Location
- 5021 Adkins Ave St. Louis, Missouri 63116 United States

Information
- Type: Private, Coeducational
- Religious affiliation: Roman Catholic
- Opened: 1922
- Founder: Father John Peters
- Status: Closed
- Closed: 2008
- School district: Archdiocese of Saint Louis
- Grades: 9 - 12
- Colors: Blue and gold
- Mascot: Victor E. Lion
- Team name: Lions
- Affiliation: Roman Catholic Church

= St. John the Baptist High School (St. Louis) =

St. John the Baptist High School was a parochial, Catholic high school in St. Louis, Missouri. It was located in the Roman Catholic Archdiocese of Saint Louis.

The school opened in 1922 as a two-year, all male business school. By 1930, the high school became a co-ed, four-year, accredited high school. The high school building and program expanded several times.
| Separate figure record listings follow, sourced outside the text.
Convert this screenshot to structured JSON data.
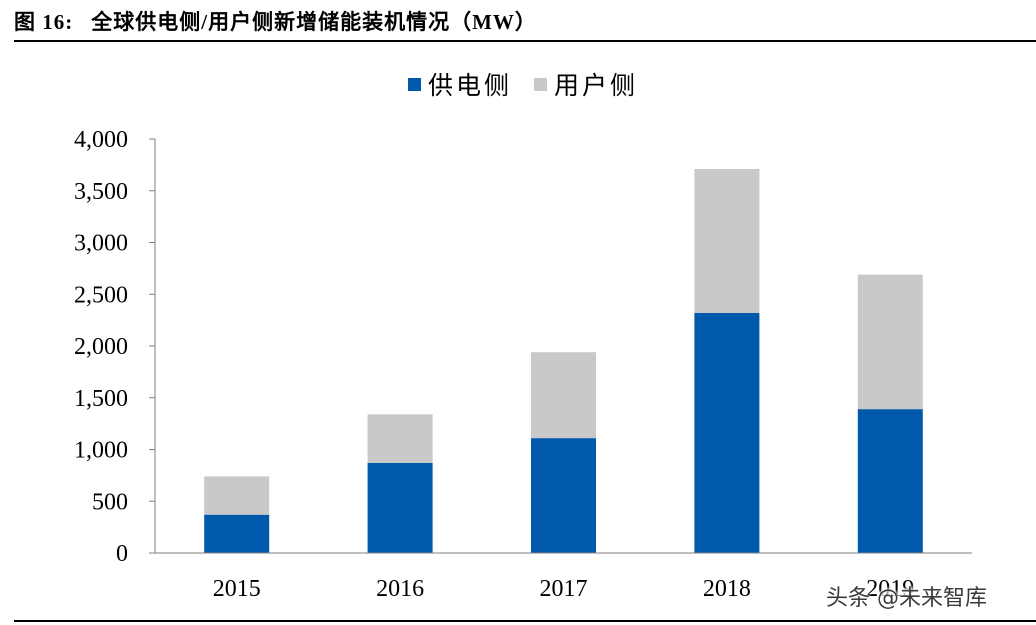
{
  "figure_label": "图 16:",
  "figure_title": "全球供电侧/用户侧新增储能装机情况（MW）",
  "watermark": "头条 @未来智库",
  "chart_data": {
    "type": "bar",
    "stacked": true,
    "title": "全球供电侧/用户侧新增储能装机情况（MW）",
    "xlabel": "",
    "ylabel": "",
    "categories": [
      "2015",
      "2016",
      "2017",
      "2018",
      "2019"
    ],
    "series": [
      {
        "name": "供电侧",
        "color": "#0059AB",
        "values": [
          370,
          870,
          1110,
          2320,
          1390
        ]
      },
      {
        "name": "用户侧",
        "color": "#C9C9C9",
        "values": [
          370,
          470,
          830,
          1390,
          1300
        ]
      }
    ],
    "ylim": [
      0,
      4000
    ],
    "ytick_values": [
      0,
      500,
      1000,
      1500,
      2000,
      2500,
      3000,
      3500,
      4000
    ],
    "ytick_labels": [
      "0",
      "500",
      "1,000",
      "1,500",
      "2,000",
      "2,500",
      "3,000",
      "3,500",
      "4,000"
    ],
    "grid": false,
    "legend_position": "top-center"
  }
}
Eight more classrooms were added in 1934, and in 1938, the gym, cafeteria, and four more classrooms were added. In 1946, another wing was added to the original high school building, including the library and additional classrooms.

The high school closed in May 2008, and in fall 2009, the grade school program with pre-kindergarten through 8 moved to the former high school building. The grade school later closed in May 2014. The building currently sits empty, but the Catholic Charities Office of the Archdiocese of St. Louis plans to move into the former high school building after some renovation.